На негнущихся ногах старик взобрался на галерею и, приблизившись к паше, собирался опуститься на колени, но Юсеф-паша остановил его.
— Я тут всю жизнь прожил, мне идти некуда, — после обмена традиционными приветствиями стал оправдываться старик, заметно волнуясь от того, что ему приходится объясняться со столь значительной особой.
— Наша встреча пойдет тебе во благо, — успокоил его паша. — Ибо писано тебе свершить угодное всевышнему дело, прежде чем пойти своей дорогой. Вон там, — ткнул рукой за спину паша, — лежит тот, кому всевышний оказал милость, прибрав к себе, и еще один… еще один правоверный. Держи! — Юсеф-паша протянул золотую монету из сундука визиря, которую преподнес ему Абди-эфенди. «Во благо я взял ее, во благо и употребляю!» — подумал он, чувствуя в душе светлую радость, и продолжил:
— Позаботься о них, свези туда, где слышен глас всевышнего. Не оставляй их здесь! Нужно похоронить их, как завещал пророк и как требует обычай, пусть это будет богатое погребение, подобающее тем, чьи чистые души уже предстали пред светлым престолом всевышнего…

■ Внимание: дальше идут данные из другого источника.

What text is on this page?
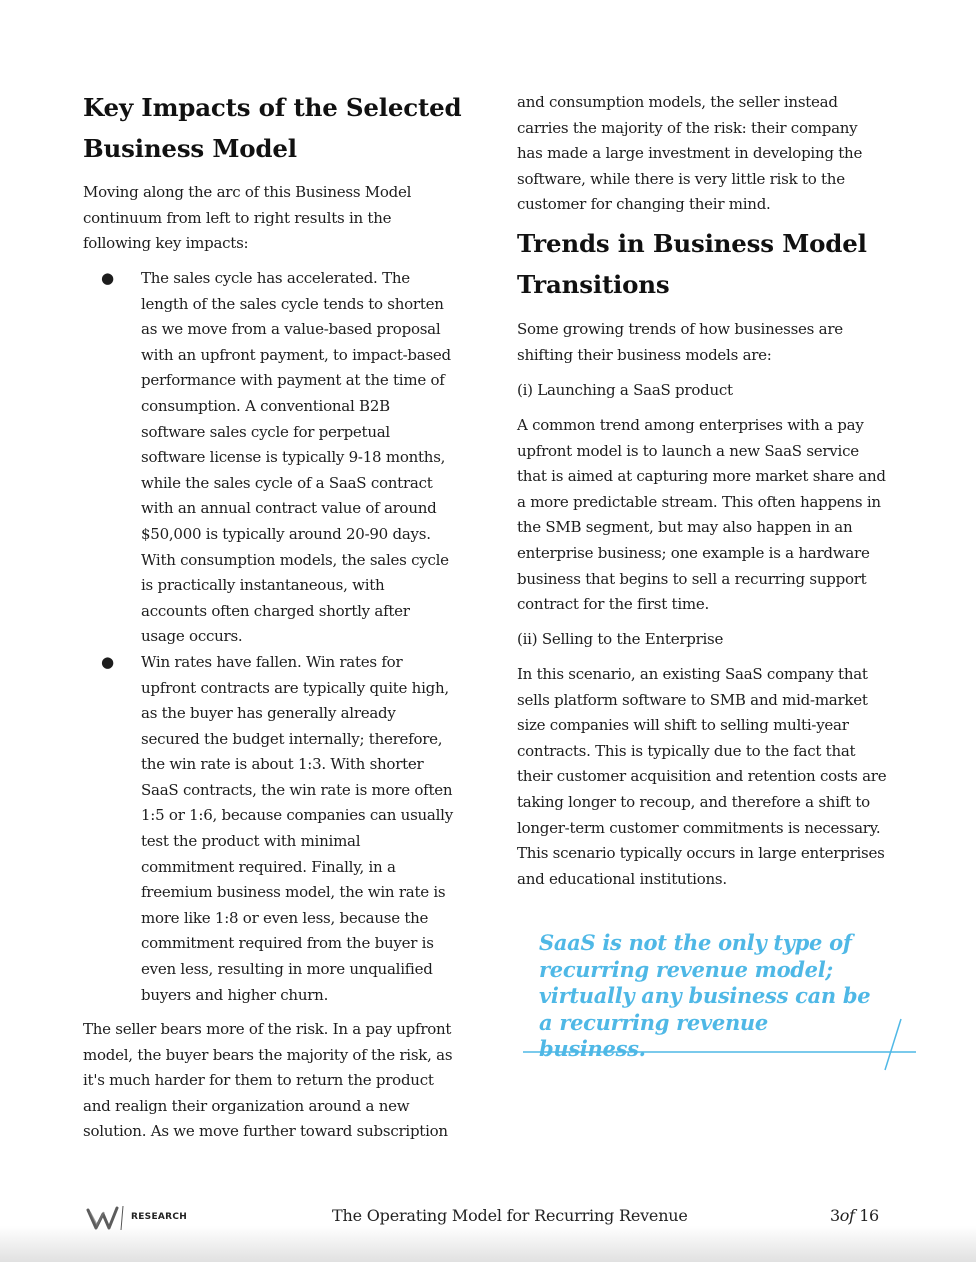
Key Impacts of the Selected Business Model

Moving along the arc of this Business Model continuum from left to right results in the following key impacts:

● The sales cycle has accelerated. The length of the sales cycle tends to shorten as we move from a value-based proposal with an upfront payment, to impact-based performance with payment at the time of consumption. A conventional B2B software sales cycle for perpetual software license is typically 9-18 months, while the sales cycle of a SaaS contract with an annual contract value of around $50,000 is typically around 20-90 days. With consumption models, the sales cycle is practically instantaneous, with accounts often charged shortly after usage occurs.
● Win rates have fallen. Win rates for upfront contracts are typically quite high, as the buyer has generally already secured the budget internally; therefore, the win rate is about 1:3. With shorter SaaS contracts, the win rate is more often 1:5 or 1:6, because companies can usually test the product with minimal commitment required. Finally, in a freemium business model, the win rate is more like 1:8 or even less, because the commitment required from the buyer is even less, resulting in more unqualified buyers and higher churn.

The seller bears more of the risk. In a pay upfront model, the buyer bears the majority of the risk, as it's much harder for them to return the product and realign their organization around a new solution. As we move further toward subscription

and consumption models, the seller instead carries the majority of the risk: their company has made a large investment in developing the software, while there is very little risk to the customer for changing their mind.

Trends in Business Model Transitions

Some growing trends of how businesses are shifting their business models are:

(i) Launching a SaaS product

A common trend among enterprises with a pay upfront model is to launch a new SaaS service that is aimed at capturing more market share and a more predictable stream. This often happens in the SMB segment, but may also happen in an enterprise business; one example is a hardware business that begins to sell a recurring support contract for the first time.

(ii) Selling to the Enterprise

In this scenario, an existing SaaS company that sells platform software to SMB and mid-market size companies will shift to selling multi-year contracts. This is typically due to the fact that their customer acquisition and retention costs are taking longer to recoup, and therefore a shift to longer-term customer commitments is necessary. This scenario typically occurs in large enterprises and educational institutions.

SaaS is not the only type of recurring revenue model; virtually any business can be a recurring revenue business.
RESEARCH	The Operating Model for Recurring Revenue	3of 16
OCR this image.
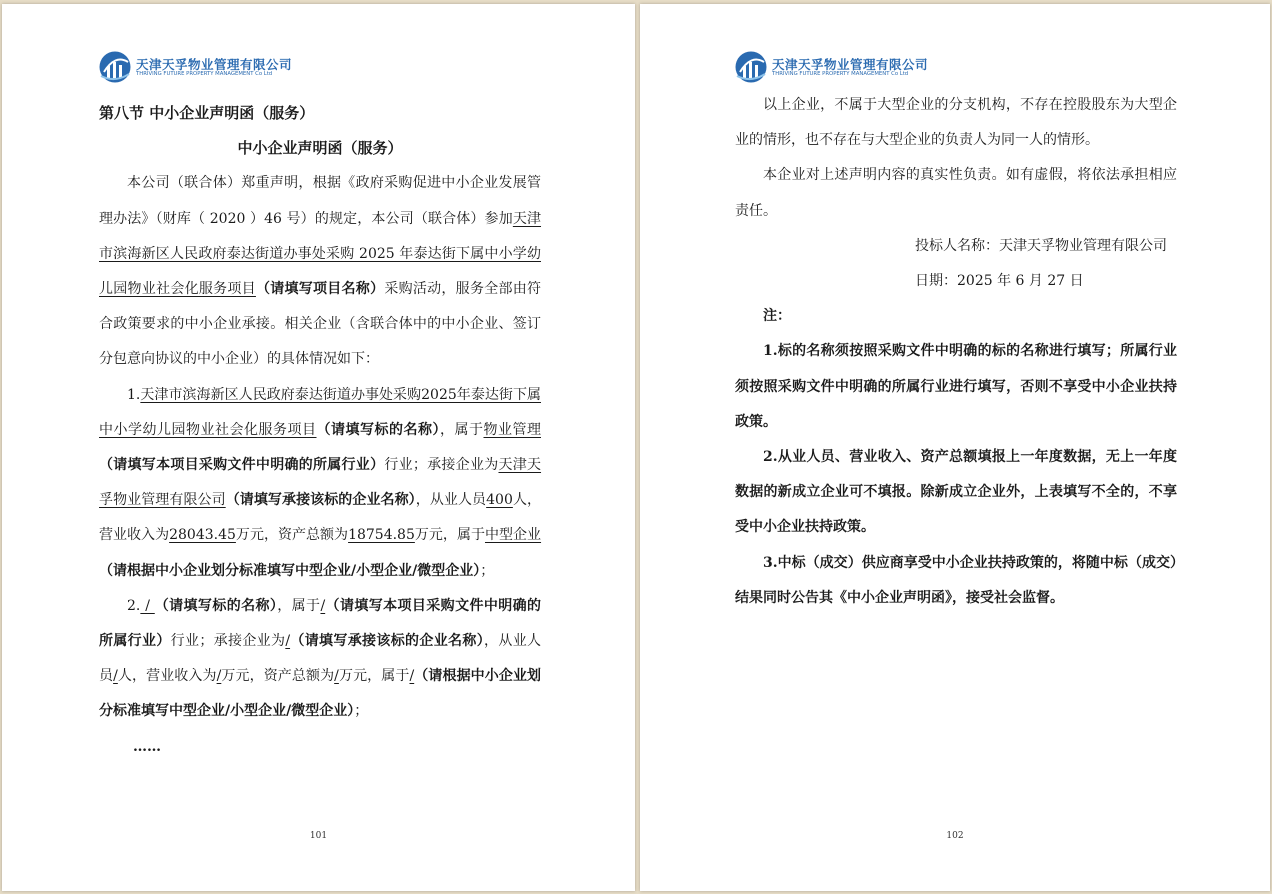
天津天孚物业管理有限公司
THRIVING FUTURE PROPERTY MANAGEMENT Co Ltd

第八节 中小企业声明函（服务）

中小企业声明函（服务）

本公司（联合体）郑重声明，根据《政府采购促进中小企业发展管理办法》（财库（ 2020 ）46 号）的规定，本公司（联合体）参加天津市滨海新区人民政府泰达街道办事处采购 2025 年泰达街下属中小学幼儿园物业社会化服务项目（请填写项目名称）采购活动，服务全部由符合政策要求的中小企业承接。相关企业（含联合体中的中小企业、签订分包意向协议的中小企业）的具体情况如下：

1.天津市滨海新区人民政府泰达街道办事处采购2025年泰达街下属中小学幼儿园物业社会化服务项目（请填写标的名称），属于物业管理（请填写本项目采购文件中明确的所属行业）行业；承接企业为天津天孚物业管理有限公司（请填写承接该标的企业名称），从业人员400人，营业收入为28043.45万元，资产总额为18754.85万元，属于中型企业（请根据中小企业划分标准填写中型企业/小型企业/微型企业）；

2. / （请填写标的名称），属于/（请填写本项目采购文件中明确的所属行业）行业；承接企业为/（请填写承接该标的企业名称），从业人员/人，营业收入为/万元，资产总额为/万元，属于/（请根据中小企业划分标准填写中型企业/小型企业/微型企业）；

……

101
天津天孚物业管理有限公司
THRIVING FUTURE PROPERTY MANAGEMENT Co Ltd

以上企业，不属于大型企业的分支机构，不存在控股股东为大型企业的情形，也不存在与大型企业的负责人为同一人的情形。

本企业对上述声明内容的真实性负责。如有虚假，将依法承担相应责任。

投标人名称：天津天孚物业管理有限公司

日期：2025 年 6 月 27 日

注：

1.标的名称须按照采购文件中明确的标的名称进行填写；所属行业须按照采购文件中明确的所属行业进行填写，否则不享受中小企业扶持政策。

2.从业人员、营业收入、资产总额填报上一年度数据，无上一年度数据的新成立企业可不填报。除新成立企业外，上表填写不全的，不享受中小企业扶持政策。

3.中标（成交）供应商享受中小企业扶持政策的，将随中标（成交）结果同时公告其《中小企业声明函》，接受社会监督。

102
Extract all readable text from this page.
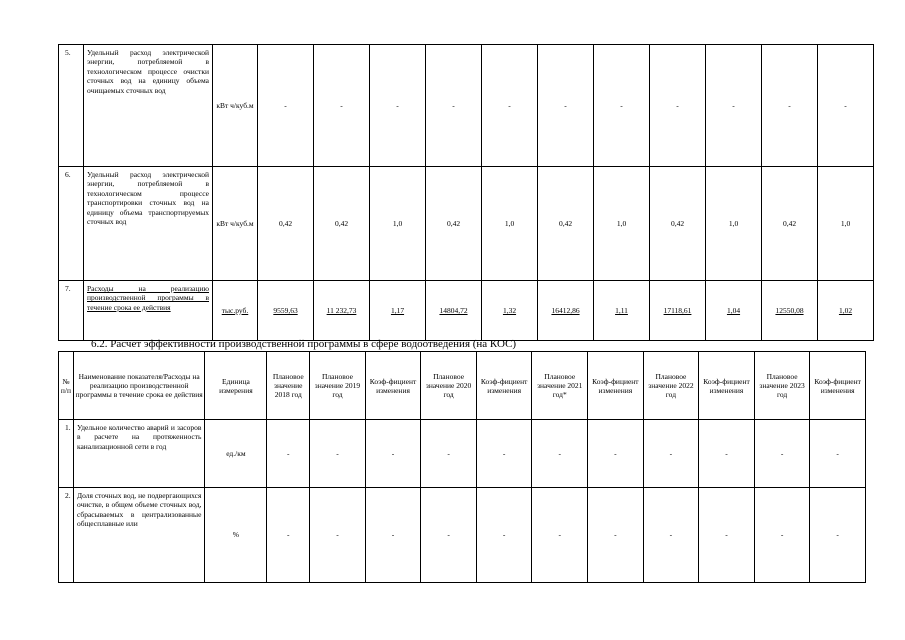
5.	Удельный расход электрической энергии, потребляемой в технологическом процессе очистки сточных вод на единицу объема очищаемых сточных вод	кВт ч/куб.м	-	-	-	-	-	-	-	-	-	-	-
6.	Удельный расход электрической энергии, потребляемой в технологическом процессе транспортировки сточных вод на единицу объема транспортируемых сточных вод	кВт ч/куб.м	0,42	0,42	1,0	0,42	1,0	0,42	1,0	0,42	1,0	0,42	1,0
7.	Расходы на реализацию производственной программы в течение срока ее действия	тыс.руб.	9559,63	11 232,73	1,17	14804,72	1,32	16412,86	1,11	17118,61	1,04	12550,08	1,02
6.2. Расчет эффективности производственной программы в сфере водоотведения (на КОС)
№ п/п	Наименование показателя/Расходы на реализацию производственной программы в течение срока ее действия	Единица измерения	Плановое значение 2018 год	Плановое значение 2019 год	Коэф-фициент изменения	Плановое значение 2020 год	Коэф-фициент изменения	Плановое значение 2021 год*	Коэф-фициент изменения	Плановое значение 2022 год	Коэф-фициент изменения	Плановое значение 2023 год	Коэф-фициент изменения
1.	Удельное количество аварий и засоров в расчете на протяженность канализационной сети в год	ед./км	-	-	-	-	-	-	-	-	-	-	-
2.	Доля сточных вод, не подвергающихся очистке, в общем объеме сточных вод, сбрасываемых в централизованные общесплавные или	%	-	-	-	-	-	-	-	-	-	-	-
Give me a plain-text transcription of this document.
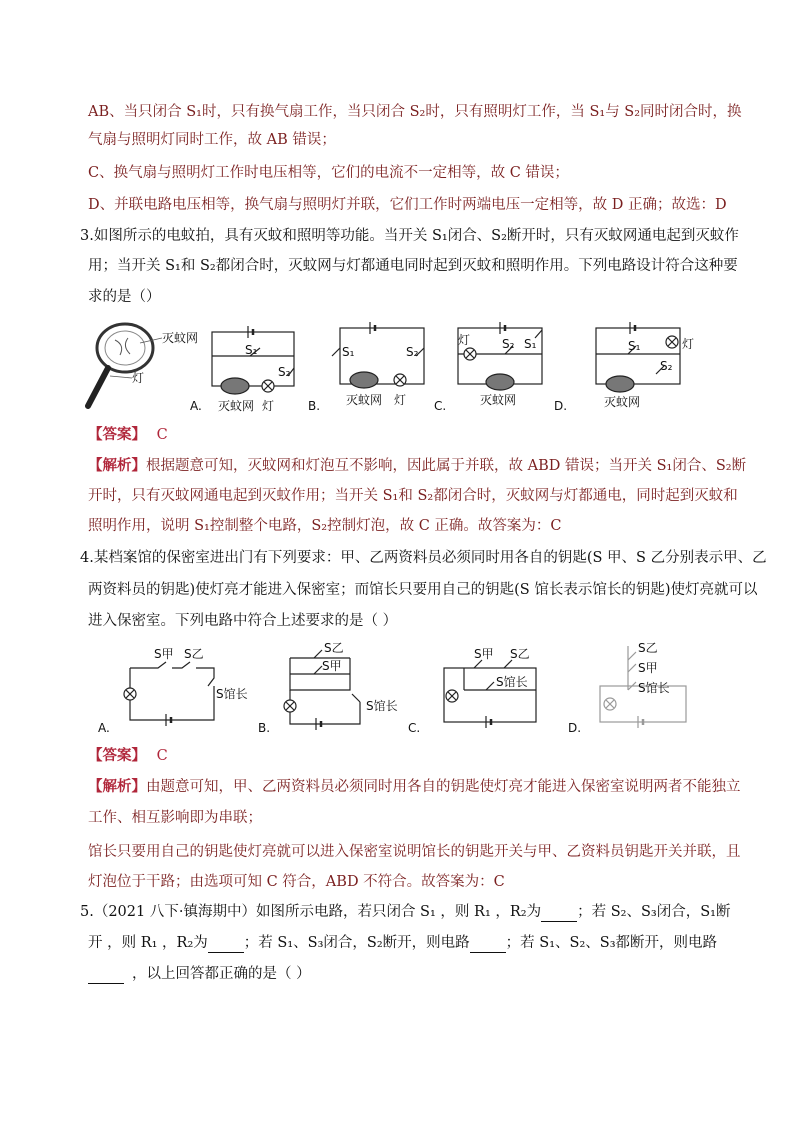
AB、当只闭合 S₁时，只有换气扇工作，当只闭合 S₂时，只有照明灯工作，当 S₁与 S₂同时闭合时，换
气扇与照明灯同时工作，故 AB 错误；
C、换气扇与照明灯工作时电压相等，它们的电流不一定相等，故 C 错误；
D、并联电路电压相等，换气扇与照明灯并联，它们工作时两端电压一定相等，故 D 正确；故选：D
3.如图所示的电蚊拍，具有灭蚊和照明等功能。当开关 S₁闭合、S₂断开时，只有灭蚊网通电起到灭蚊作
用；当开关 S₁和 S₂都闭合时，灭蚊网与灯都通电同时起到灭蚊和照明作用。下列电路设计符合这种要
求的是（）
灭蚊网
灯
S₁
S₂
灭蚊网 灯
A.
S₁	S₂
灭蚊网 灯
B.
灯	S₂ S₁
灭蚊网
C.
S₁	灯
S₂
灭蚊网
D.
【答案】 C
【解析】根据题意可知，灭蚊网和灯泡互不影响，因此属于并联，故 ABD 错误；当开关 S₁闭合、S₂断
开时，只有灭蚊网通电起到灭蚊作用；当开关 S₁和 S₂都闭合时，灭蚊网与灯都通电，同时起到灭蚊和
照明作用，说明 S₁控制整个电路，S₂控制灯泡，故 C 正确。故答案为：C
4.某档案馆的保密室进出门有下列要求：甲、乙两资料员必须同时用各自的钥匙(S 甲、S 乙分别表示甲、乙
两资料员的钥匙)使灯亮才能进入保密室；而馆长只要用自己的钥匙(S 馆长表示馆长的钥匙)使灯亮就可以
进入保密室。下列电路中符合上述要求的是（ ）
S甲 S乙
S馆长
A.
S乙
S甲
S馆长
B.
S甲 S乙
S馆长
C.
S乙
S甲
S馆长
D.
【答案】 C
【解析】由题意可知，甲、乙两资料员必须同时用各自的钥匙使灯亮才能进入保密室说明两者不能独立
工作、相互影响即为串联；
馆长只要用自己的钥匙使灯亮就可以进入保密室说明馆长的钥匙开关与甲、乙资料员钥匙开关并联，且
灯泡位于干路；由选项可知 C 符合，ABD 不符合。故答案为：C
5.（2021 八下·镇海期中）如图所示电路，若只闭合 S₁ ，则 R₁ ，R₂为 ；若 S₂、S₃闭合，S₁断
开 ，则 R₁ ，R₂为 ；若 S₁、S₃闭合，S₂断开，则电路 ；若 S₁、S₂、S₃都断开，则电路
，以上回答都正确的是（ ）
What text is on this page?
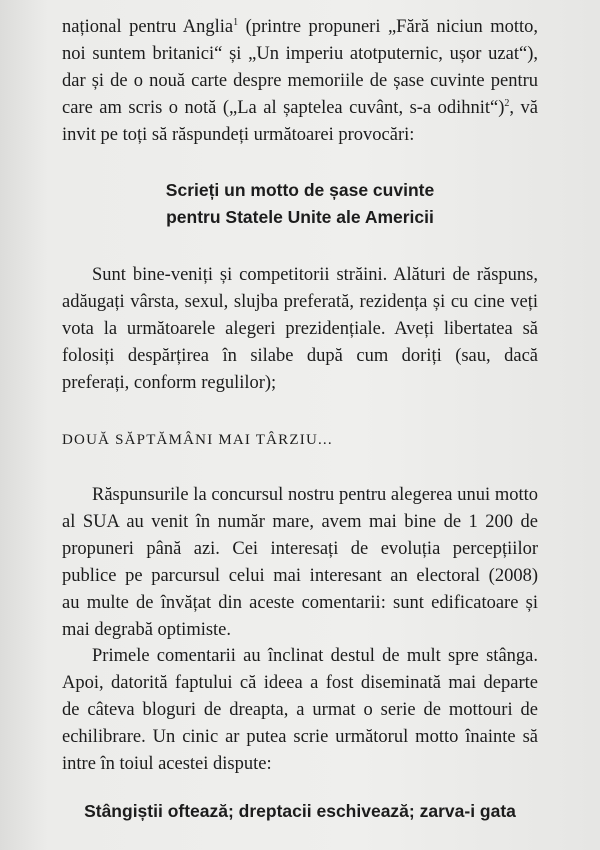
național pentru Anglia$^1$ (printre propuneri „Fără niciun motto,
noi suntem britanici“ și „Un imperiu atotputernic, ușor uzat“),
dar și de o nouă carte despre memoriile de șase cuvinte pentru
care am scris o notă („La al șaptelea cuvânt, s-a odihnit“)$^2$, vă
invit pe toți să răspundeți următoarei provocări:

Scrieți un motto de șase cuvinte
pentru Statele Unite ale Americii

Sunt bine-veniți și competitorii străini. Alături de răspuns,
adăugați vârsta, sexul, slujba preferată, rezidența și cu cine veți
vota la următoarele alegeri prezidențiale. Aveți libertatea să
folosiți despărțirea în silabe după cum doriți (sau, dacă
preferați, conform regulilor);

DOUĂ SĂPTĂMÂNI MAI TÂRZIU...

Răspunsurile la concursul nostru pentru alegerea unui motto
al SUA au venit în număr mare, avem mai bine de 1 200 de
propuneri până azi. Cei interesați de evoluția percepțiilor
publice pe parcursul celui mai interesant an electoral (2008)
au multe de învățat din aceste comentarii: sunt edificatoare și
mai degrabă optimiste.

Primele comentarii au înclinat destul de mult spre stânga.
Apoi, datorită faptului că ideea a fost diseminată mai departe
de câteva bloguri de dreapta, a urmat o serie de mottouri de
echilibrare. Un cinic ar putea scrie următorul motto înainte să
intre în toiul acestei dispute:

Stângiștii oftează; dreptacii eschivează; zarva-i gata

Слуга безмолвно стоял перед ним, разглядывая монету, которой хватило бы на похороны не только двух правоверных, но и всей свиты паши. Наконец он выдавил из себя:
— Позволь мне остаться здесь, паша-эфенди! Со скотиной… у меня больше никого нет…
Юсеф-паша свысока смотрел на этого, оставшегося без корней, словно вывороченное бурей гнилое дерево, невежественного, нищего старика и чувствовал, что накатившая на него волна милосердия возносит это жалкое создание, делая достойным любви.
— Оставайся, — бросил он. — Оставайся и помни, что даже гнев аллаха есть проявление любви создателя к тварям своим.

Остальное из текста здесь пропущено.